14. The complainant also claimed compensation, for mental agony and physical harassment, on account of illegal and arbitrary repudiation of his genuine claim. One can really imagine the condition of a person, who had spent a huge amount of Rs.3,37,228/-, on his medical treatment, but his claim was repudiated by the Insurance Company, from which, he had obtained the Mediclaim Insurance Policy, without any rhyme or reason. On the one hand, the complainant suffered a lot of mental agony and physical harassment, on account of undergoing such a treatment, from the Postgraduate Institute of Medical Education and Research, Chandigarh, and on the other hand, the Opposite Party by repudiating his claim, illegally and arbitrarily, further added to his miseries and tribulations.
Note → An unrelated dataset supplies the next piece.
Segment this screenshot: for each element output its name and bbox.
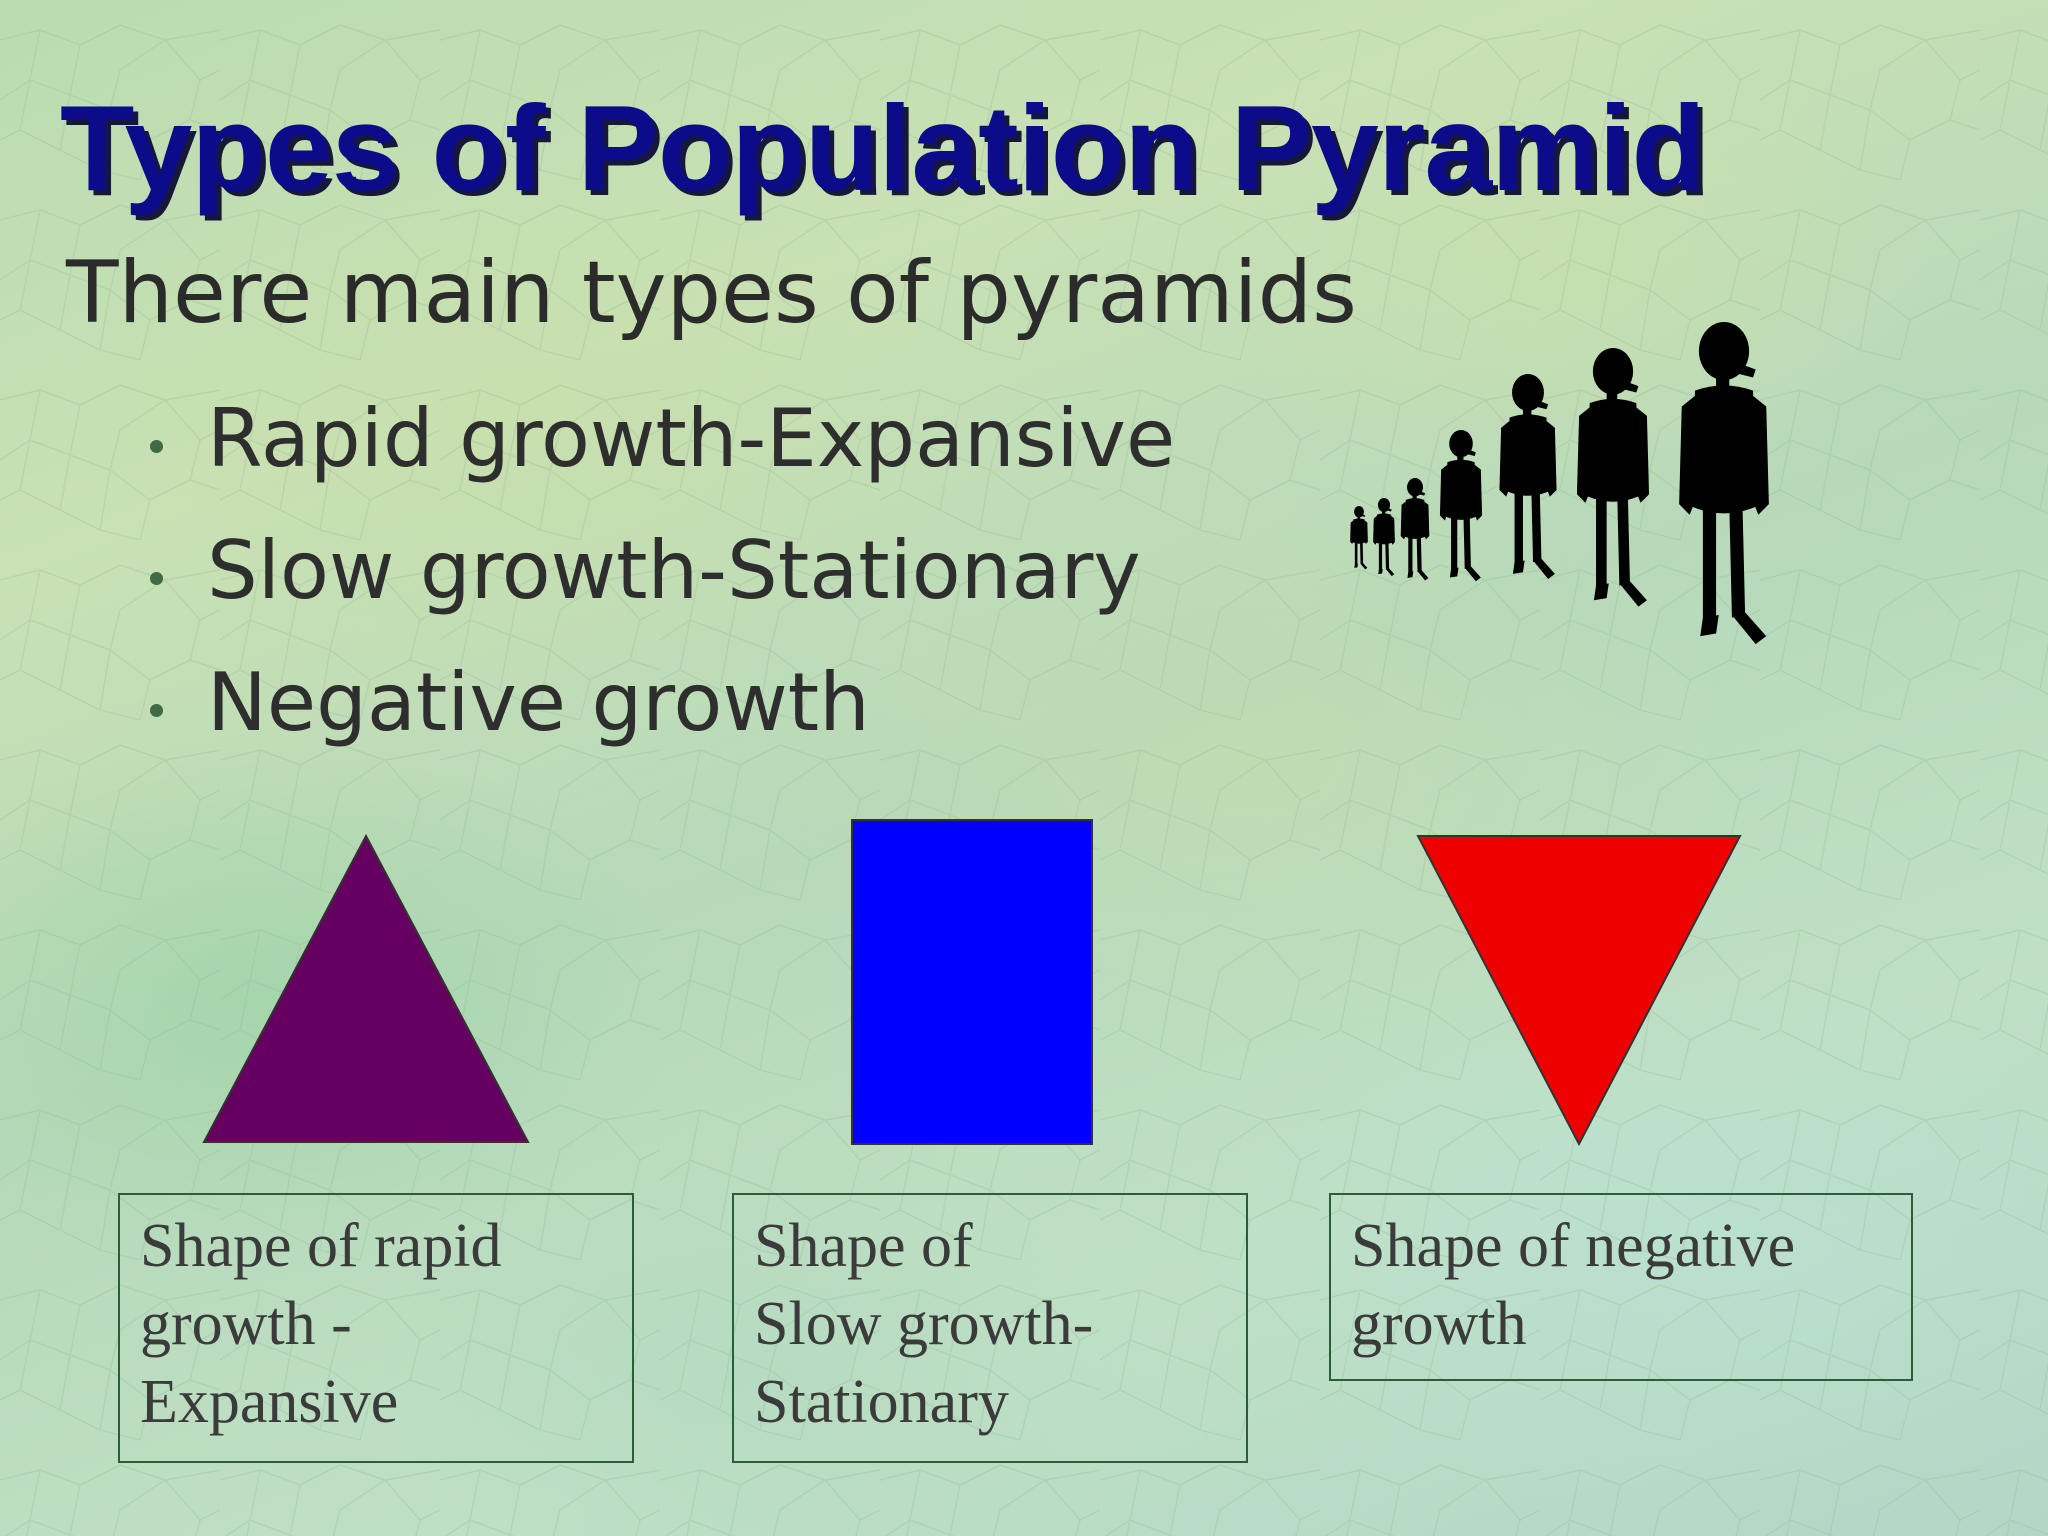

Under these circumstances, in our considered opinion, the complainant is entitled to compensation for mental agony and physical harassment. It is settled principle of law that compensation should neither be excessive, nor unfair, but, on the other hand, it should be adequate, fair and reasonable. Compensation, in the sum of Rs.25,000/-, for mental agony and physical harassment, if granted to the complainant, that would meet the ends of justice.

15. No other point, was urged, by the Counsel for the parties.

16. In view of the above discussion, it is held that the order passed by the District Forum, being not based on the correct appreciation of evidence, and law, on the point, suffers from illegality and perversity, warranting the interference of this Commission.

17. For the reasons recorded above, the appeal is accepted, with costs. The order of the District Forum is set aside. The complaint is partly accepted, as under:

i. The respondent/opposite party is directed to pay a sum of Rs.3,37,228/- spent by the appellant/complainant, on his medical treatment.

ii. The respondent/opposite party shall pay a sum of Rs.25,000/-, to the appellant/ complainant, as compensation, for mental agony and physical harassment, caused to him

iii. The respondent/opposite party shall further pay a sum of Rs.15,000/-, as cost of litigation, to the appellant/complainant.

iv. The amounts mentioned in Clauses (i) and (ii), shall be paid by the respondent/ opposite party, within a period of 45 days, from the date of receipt of a certified copy of this order, failing which the amount mentioned in Clause (i) shall carry interest @9% P.A., from the date of repudiation of claim, till realization, and the amount mentioned in Clause (ii) shall carry interest @9% P.A., from the date of filing the complaint, till realization, besides payment of cost of litigation of Rs.15,000/-

18. Certified copies of this order, be sent to the parties, free of charge.

19. The file be consigned to Record Room, after completion.